Le gouvernement français a choisi une autre voie
Si la limitation des vols courts (moins de 1500km), nationaux et européens, ne suffira pas à mettre le secteur aérien sur les rails de l’Accord de Paris, il s’agit d’un point de départ non négligeable. En France, le gouvernement a malheureusement préféré éluder la question de la limitation du trafic aérien. Dans la loi Climat adoptée cet été, l’interdiction des vols courts ne concerne au final qu’une à trois lignes aériennes intérieures sur la centaine existante, avec un bénéfice climatique très limité. Le gouvernement est passé à côté de sujets majeurs comme le fait de garantir que les créneaux aéroportuaires libérés par une telle interdiction ne puissent pas être ré-utilisées pour d’autres liaisons aériennes, potentiellement plus lointaines et plus émettrices.
La seule ligne du gouvernement, c’est l’avion vert, cet avion neutre en carbone qu’Emmanuel Macron promet pour 2030, malgré les avis des experts qui tablent sur 2035 au mieux. Selon l’Association du transport aérien international (IATA), le développement et le déploiement d’un avion “vert” prendra du temps et ne suffira pas à absorber un trafic aérien qui pourrait encore doubler d’ici 2037.
Pour Greenpeace, une interdiction ambitieuse des vols courts doit être portée au niveau européen. En parallèle, il est indispensable de soutenir et d’investir dans le développement et l’amélioration de l’offre nationale et européenne de trains de jour et de nuit, tout en la rendant accessible à toutes et tous.

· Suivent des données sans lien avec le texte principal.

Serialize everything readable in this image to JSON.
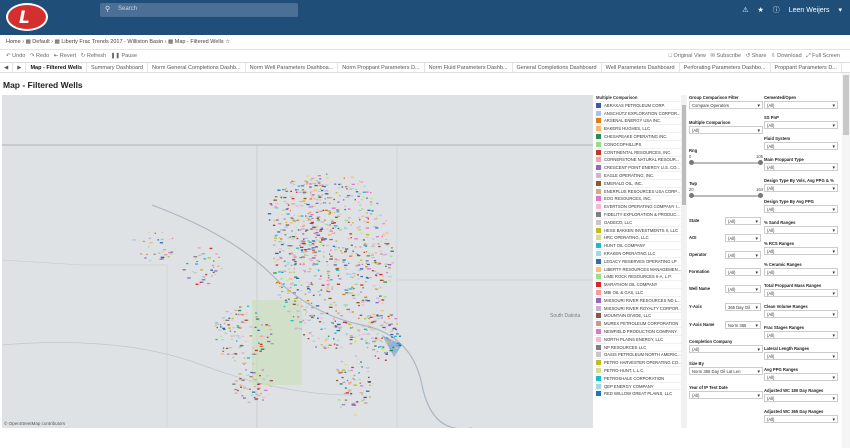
{
  "header": {
    "search_placeholder": "Search",
    "user": "Leen Weijers"
  },
  "breadcrumb": {
    "home": "Home",
    "default": "Default",
    "workbook": "Liberty Frac Trends 2017 - Williston Basin",
    "view": "Map - Filtered Wells"
  },
  "toolbar": {
    "undo": "Undo",
    "redo": "Redo",
    "revert": "Revert",
    "refresh": "Refresh",
    "pause": "Pause",
    "original_view": "Original View",
    "subscribe": "Subscribe",
    "share": "Share",
    "download": "Download",
    "full_screen": "Full Screen"
  },
  "tabs": [
    "Map - Filtered Wells",
    "Summary Dashboard",
    "Norm General Completions Dashb...",
    "Norm Well Parameters Dashboa...",
    "Norm Proppant Parameters D...",
    "Norm Fluid Parameters Dashb...",
    "General Completions Dashboard",
    "Well Parameters Dashboard",
    "Perforating Parameters Dashbo...",
    "Proppant Parameters D..."
  ],
  "page_title": "Map - Filtered Wells",
  "map": {
    "credit": "© OpenStreetMap contributors",
    "label_south_dakota": "South Dakota"
  },
  "legend": {
    "title": "Multiple Comparison",
    "items": [
      {
        "name": "ABRAXAS PETROLEUM CORP.",
        "color": "#3b5aa8"
      },
      {
        "name": "ANSCHUTZ EXPLORATION CORPOR...",
        "color": "#a9c4e8"
      },
      {
        "name": "ARSENAL ENERGY USA INC.",
        "color": "#e07b1a"
      },
      {
        "name": "BAKERS HUGHES, LLC",
        "color": "#f7b66b"
      },
      {
        "name": "CHESAPEAKE OPERATING INC.",
        "color": "#2e8b57"
      },
      {
        "name": "CONOCOPHILLIPS",
        "color": "#9fd88c"
      },
      {
        "name": "CONTINENTAL RESOURCES, INC.",
        "color": "#c0392b"
      },
      {
        "name": "CORNERSTONE NATURAL RESOUR...",
        "color": "#f4a3a0"
      },
      {
        "name": "CRESCENT POINT ENERGY U.S. CO...",
        "color": "#8e6bb8"
      },
      {
        "name": "EAGLE OPERATING, INC.",
        "color": "#c8b4de"
      },
      {
        "name": "EMERALD OIL, INC.",
        "color": "#8b5a2b"
      },
      {
        "name": "ENERPLUS RESOURCES USA CORP...",
        "color": "#d2ab8a"
      },
      {
        "name": "EOG RESOURCES, INC.",
        "color": "#e377c2"
      },
      {
        "name": "EVERTSON OPERATING COMPANY I...",
        "color": "#f7b6d2"
      },
      {
        "name": "FIDELITY EXPLORATION & PRODUC...",
        "color": "#7f7f7f"
      },
      {
        "name": "GADECO, LLC",
        "color": "#c7c7c7"
      },
      {
        "name": "HESS BAKKEN INVESTMENTS II, LLC",
        "color": "#bcbd22"
      },
      {
        "name": "HRC OPERATING, LLC",
        "color": "#dbdb8d"
      },
      {
        "name": "HUNT OIL COMPANY",
        "color": "#17becf"
      },
      {
        "name": "KRAKEN OPERATING LLC",
        "color": "#9edae5"
      },
      {
        "name": "LEGACY RESERVES OPERATING LP",
        "color": "#2a6fb0"
      },
      {
        "name": "LIBERTY RESOURCES MANAGEMEN...",
        "color": "#ffbb78"
      },
      {
        "name": "LIME ROCK RESOURCES II-A, L.P.",
        "color": "#98df8a"
      },
      {
        "name": "MARATHON OIL COMPANY",
        "color": "#d62728"
      },
      {
        "name": "MBI OIL & GAS, LLC",
        "color": "#ff9896"
      },
      {
        "name": "MISSOURI RIVER RESOURCES ND L...",
        "color": "#9467bd"
      },
      {
        "name": "MISSOURI RIVER ROYALTY CORPOR...",
        "color": "#c5b0d5"
      },
      {
        "name": "MOUNTAIN DIVIDE, LLC",
        "color": "#8c564b"
      },
      {
        "name": "MUREX PETROLEUM CORPORATION",
        "color": "#c49c94"
      },
      {
        "name": "NEWFIELD PRODUCTION COMPANY",
        "color": "#e377c2"
      },
      {
        "name": "NORTH PLAINS ENERGY, LLC",
        "color": "#f7b6d2"
      },
      {
        "name": "NP RESOURCES LLC",
        "color": "#7f7f7f"
      },
      {
        "name": "OASIS PETROLEUM NORTH AMERIC...",
        "color": "#c7c7c7"
      },
      {
        "name": "PETRO HARVESTER OPERATING CO...",
        "color": "#bcbd22"
      },
      {
        "name": "PETRO-HUNT, L.L.C.",
        "color": "#dbdb8d"
      },
      {
        "name": "PETROSHALE CORPORATION",
        "color": "#17becf"
      },
      {
        "name": "QEP ENERGY COMPANY",
        "color": "#9edae5"
      },
      {
        "name": "RED WILLOW GREAT PLAINS, LLC",
        "color": "#1f77b4"
      }
    ]
  },
  "filters_col1": {
    "group_comparison_filter": {
      "label": "Group Comparison Filter",
      "value": "Compare Operators"
    },
    "multiple_comparison": {
      "label": "Multiple Comparison",
      "value": "(All)"
    },
    "rng": {
      "label": "Rng",
      "min": "0",
      "max": "105"
    },
    "twp": {
      "label": "Twp",
      "min": "20",
      "max": "164"
    },
    "state": {
      "label": "State",
      "value": "(All)"
    },
    "aoi": {
      "label": "AOI",
      "value": "(All)"
    },
    "operator": {
      "label": "Operator",
      "value": "(All)"
    },
    "formation": {
      "label": "Formation",
      "value": "(All)"
    },
    "well_name": {
      "label": "Well Name",
      "value": "(All)"
    },
    "y_axis": {
      "label": "Y-Axis",
      "value": "365 Day Oil"
    },
    "y_axis_name": {
      "label": "Y-Axis Name",
      "value": "Norm 365"
    },
    "completion_company": {
      "label": "Completion Company",
      "value": "(All)"
    },
    "size_by": {
      "label": "Size By",
      "value": "Norm 365 Day Oil Lat Len"
    },
    "year_of_ip_test_date": {
      "label": "Year of IP Test Date",
      "value": "(All)"
    }
  },
  "filters_col2": [
    {
      "label": "Cemented/Open",
      "value": "(All)"
    },
    {
      "label": "SS PnP",
      "value": "(All)"
    },
    {
      "label": "Fluid System",
      "value": "(All)"
    },
    {
      "label": "Main Proppant Type",
      "value": "(All)"
    },
    {
      "label": "Design Type By Vols, Avg PPG & % Ce...",
      "value": "(All)"
    },
    {
      "label": "Design Type By Avg PPG",
      "value": "(All)"
    },
    {
      "label": "% Sand Ranges",
      "value": "(All)"
    },
    {
      "label": "% RCS Ranges",
      "value": "(All)"
    },
    {
      "label": "% Ceramic Ranges",
      "value": "(All)"
    },
    {
      "label": "Total Proppant Mass Ranges",
      "value": "(All)"
    },
    {
      "label": "Clean Volume Ranges",
      "value": "(All)"
    },
    {
      "label": "Frac Stages Ranges",
      "value": "(All)"
    },
    {
      "label": "Lateral Length Ranges",
      "value": "(All)"
    },
    {
      "label": "Avg PPG Ranges",
      "value": "(All)"
    },
    {
      "label": "Adjusted WC 180 Day Ranges",
      "value": "(All)"
    },
    {
      "label": "Adjusted WC 365 Day Ranges",
      "value": "(All)"
    }
  ]
}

Si le gouvernement français s’en donnait les moyens, il pourrait se saisir de plusieurs opportunités. Tout d’abord à l’échelle européenne, en soutenant dès maintenant un plan d’action ambitieux sur le ferroviaire, incluant la mise en service d’au moins 30 nouvelles lignes européennes de jour et de nuit à travers l’Europe d’ici 2025, et en s’engageant activement sur ce sujet dans le cadre de la toute prochaine Présidence française de l’Union européenne. Mais aussi à l’échelle nationale, avec le démarrage ces prochains jours des discussions sur les volets écologie et transport du projet de loi de finances 2022 à l’Assemblée nationale. Le projet de loi de finances 2022 pourrait être enfin l’occasion d’acter et de budgétiser l’acquisition de nouvelles voitures de trains de nuit, première étape absolument indispensable pour relancer un véritable réseau de trains de nuit en France et vers l’Europe.